Keywords: Tags  aerospace, Precision Castparts, Mark Donegan, forging press, Frank Haflich

LOS ANGELES — A large forging press that’s been a "headwind" for Precision Castparts Corp. (PCC) for more than a year is due back on-stream after an extended outage.

Mark Donegan, the Portland, Ore.-based company’s chairman and chief executive officer, told securities analysts at a recent Citigroup Inc. conference in New York that a program to refurbish a 29,000-ton press in Houston last year is "on plan" for completion in the current quarter with "no surprises."

When asked this past week if work on the press was complete, a PCC spokesman said the company has only disclosed that the maintenance shutdown would take eight weeks in the quarter ended Sept. 30 and is "on schedule."

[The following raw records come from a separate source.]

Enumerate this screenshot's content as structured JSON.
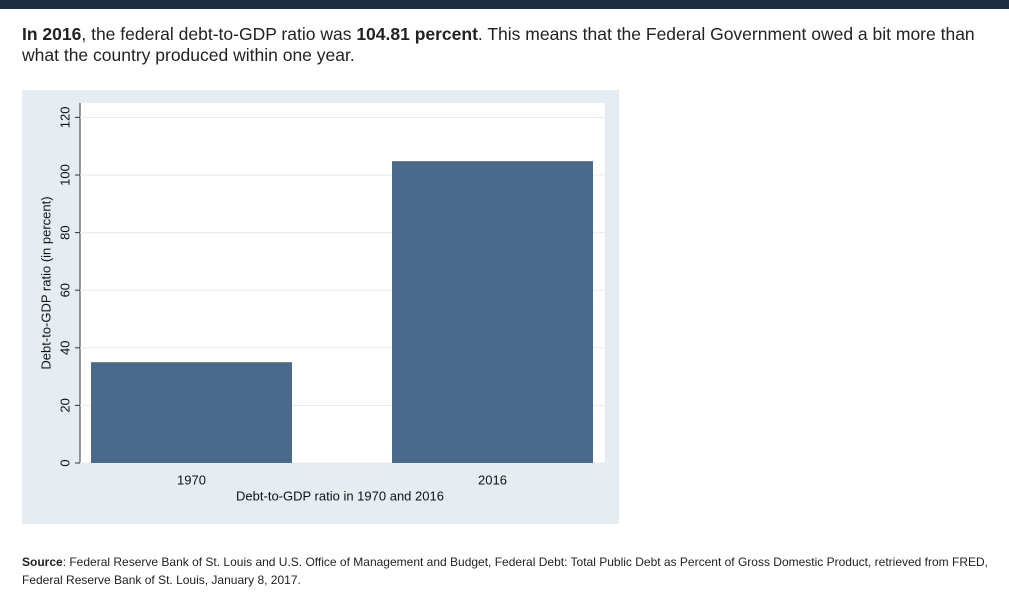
{
  "intro": {
    "lead": "In 2016",
    "middle": ", the federal debt-to-GDP ratio was ",
    "figure": "104.81 percent",
    "rest": ". This means that the Federal Government owed a bit more than what the country produced within one year."
  },
  "chart_data": {
    "type": "bar",
    "categories": [
      "1970",
      "2016"
    ],
    "values": [
      35,
      104.81
    ],
    "color": "#4a6a8b",
    "ylim": [
      0,
      125
    ],
    "yticks": [
      0,
      20,
      40,
      60,
      80,
      100,
      120
    ],
    "grid": true,
    "x_label": "Debt-to-GDP ratio in 1970 and 2016",
    "y_label": "Debt-to-GDP ratio (in percent)"
  },
  "source": {
    "label": "Source",
    "text": ": Federal Reserve Bank of St. Louis and U.S. Office of Management and Budget, Federal Debt: Total Public Debt as Percent of Gross Domestic Product, retrieved from FRED, Federal Reserve Bank of St. Louis, January 8, 2017."
  }
}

PCC first revealed the Houston press was contributing to "significant headwinds" for the investment castings, forgings and airframe products producer last year upon releasing its fiscal second-quarter earnings results (, Oct. 25).

Components of the 29,000-ton press that were expected to last 20 years instead lasted only five years.

The company had temporarily "de-rated" the press back to its original 25,000-ton rating and "offloaded" work that required a 29,000-ton press to the 35,000-ton press at its Wyman-Gordon forging unit in Grafton, Mass.

Donegan earlier this year said "inefficiencies" at the press still hadn’t been remedied, adding that it probably wouldn’t be back to normal until the "back half" of the company’s fiscal year, which ends March 31, 2014 (, May 9).

Donegan told Citigroup conference attendees that the press was "migrated" from 25,000 to 29,000 tons before it was acquired by PCC, but the upgrade wasn’t done properly and the press’ columns and sleeves eventually failed. This quarter’s work on the press should be "the last step" in bringing it to a legitimate 29,000 tons.

The current quarter’s outage on the Houston press, combined with PCC’s normal annual forge press maintenance outages, will have a $20-million impact on PCC, Donegan told analysts in July.